To make progress towards reducing the worst forms of child labour by 2025, efforts need to focus on where those worst forms take place. Social protection is no different. However, despite the potential of interventions to tackle children’s harmful work, we have witnessed limited impact in this area.
There are two clear problems on why progress has been slow:
The first problem is conceptual
Within the world of social protection there is growing evidence on how interventions such as cash transfers impact child work. Yet very often studies reflect only sparsely on the role of work in children’s lives. Any type of engagement with work tends to be listed as child labour and something that social protection should aim to reduce.
Lack of clarity when using terms of child work and child labour combined with lack of nuance about harm and benefits of children’s engagement with work undermines the ability of social protection to adequately address harmful work. This is particularly true given the complex set of factors that feed into worst forms of child labour in areas such as in slum areas of Bangladesh. Poverty, social norms and lack of alternative opportunities leave children and families no other choice than be part of exploitative work. Much of this happens out of view from international companies and supply chains.
Indeed, based on the research emerging from CLARISSA, this is also the focus of our new campaign ‘The Small Business of Child Labour’. We are calling for a focus on the millions of working children caught in hidden, harmful and invisible spaces, often within thousands of small businesses mostly in the informal, unregulated sector.
The second problem is practical
The complexities surrounding children’s engagement in work, and especially harmful work, are likely to render traditional and top-down social protection interventions such as conditional cash transfers unsuccessful.
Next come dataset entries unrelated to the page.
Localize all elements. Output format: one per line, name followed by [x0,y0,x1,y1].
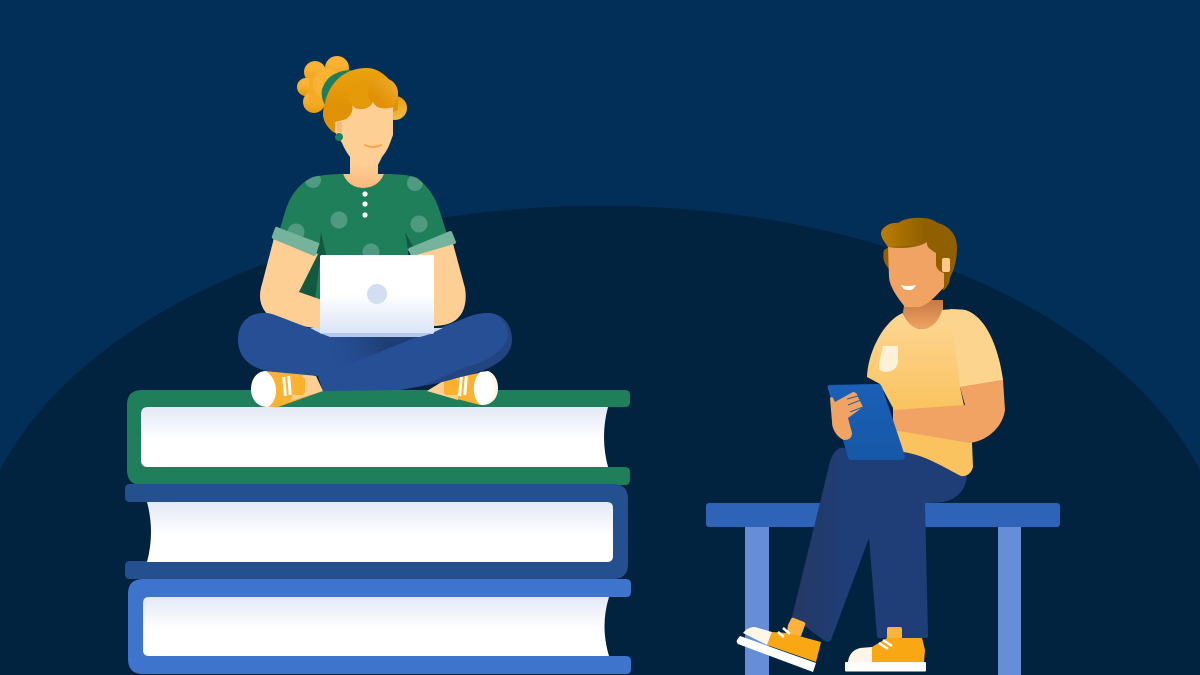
man's ear [942,258,950,272]
man's arm [893,380,1005,443]
dark shirt underside [299,232,330,300]
right arm [410,240,466,326]
left arm [260,238,325,330]
book: green [127,390,630,485]
book: navy [125,484,628,579]
front shoe [845,627,926,672]
stack of books [125,390,631,674]
hair bun [297,56,349,113]
hair [323,68,398,135]
man's face [888,242,944,307]
hand with finger lines [830,392,863,440]
book: blue [128,579,631,674]
woman with laptop [238,56,512,407]
tablet [828,384,905,460]
ear and earring [335,122,343,141]
shirt pocket [879,346,898,372]
right sleeve cuff [408,231,456,256]
trousers [792,448,967,642]
crossed legs [238,313,512,391]
laptop [310,255,443,337]
hair band [322,70,360,105]
man's neck [903,300,943,329]
back shoe [737,618,821,672]
hair right lobe [383,96,407,120]
hair lobes [348,78,398,108]
back hair [883,222,957,290]
face [335,102,393,165]
shoe left [251,371,323,407]
green polka-dot shirt [279,172,447,310]
background hill [0,206,1200,675]
neck with collar [343,150,384,188]
bench [706,503,1060,675]
smile [365,145,381,147]
yellow shirt [867,309,1003,476]
man's smile [901,285,916,290]
man with tablet [737,218,1005,672]
hair top [881,218,945,262]
shoe right [427,371,498,405]
left sleeve cuff [272,227,320,256]
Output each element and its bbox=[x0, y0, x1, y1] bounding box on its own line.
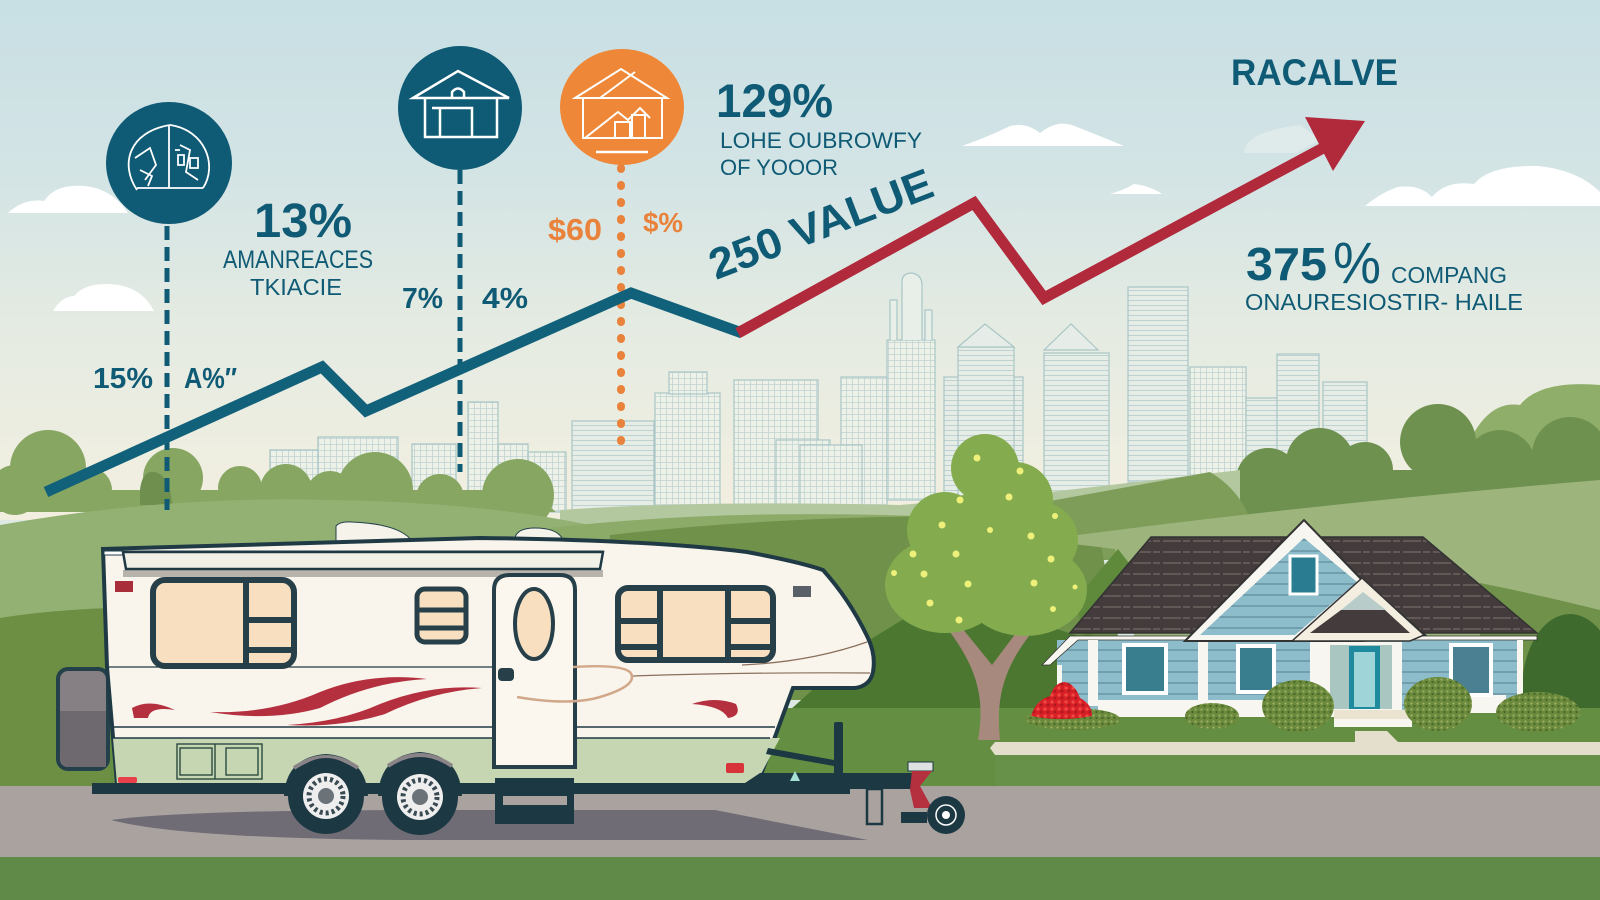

For example, requiring children to stay away from work and go to school instead overlooks the reality that many children and their families derive important benefits from children’s work – not only in terms of income but also from a social and educational perspective.
A primary focus on changing the behaviour of children or families also ignores the fact that work takes place in small (often informal) business settings, where employment is often intertwined with housing arrangements and power dynamics at the community level.
Time to try a new approach
The CLARISSA social protection intervention is grounded in a bottom-up and relational approach, working with individuals, families and communities to achieve a better life and reduce the worst forms of child labour.
What exactly does this mean?
At the core of our intervention is a team of well-trained community mobilisers. They will collaborate with participants at individual, familial and group level to identify needs, mobilise resources towards attending to those needs, and to grow agency and capacity in the process. Activities include family-focused case work as well as facilitation of community-led collective action.
Three principles for intervention
- It is needs-centred.
This means that we acknowledge that every human has needs, that unmet needs cause suffering, and that meeting those needs is vital to achieving any ultimate objective.
- It is people-led.
Engagement will be built around and be led by the needs and desires expressed by the people we work with, which we anticipate leading to greater participation, appropriateness, ownership and effectiveness.
- It is open-ended and emergent.
Instead of pushing participants in any specific direction (towards, for example, ‘child issues’ like labour or schooling), the community mobilisers will remain entirely open as to which issues they focus on and with whom.
By adopting a relational approach as the foundation for our intervention, we make explicit that people’s lives are complex and that children’s engagement in harmful work follows many interlinking and overlapping factors. The ultimate aim is to reduce the worst forms of child labour, but – unlike other interventions – we refrain from being selective in who we work with or prescriptive on how we work.
Change happens in often unanticipated ways, with the most effective route not always the most obvious or direct. This is an uncomfortable truth for anyone designing or implementing interventions. Instead of moving against the current, we embrace this reality and work with where the participants take us. This is by no means simple, but an urgently needed shift in social protection if it is to truly improve their lives.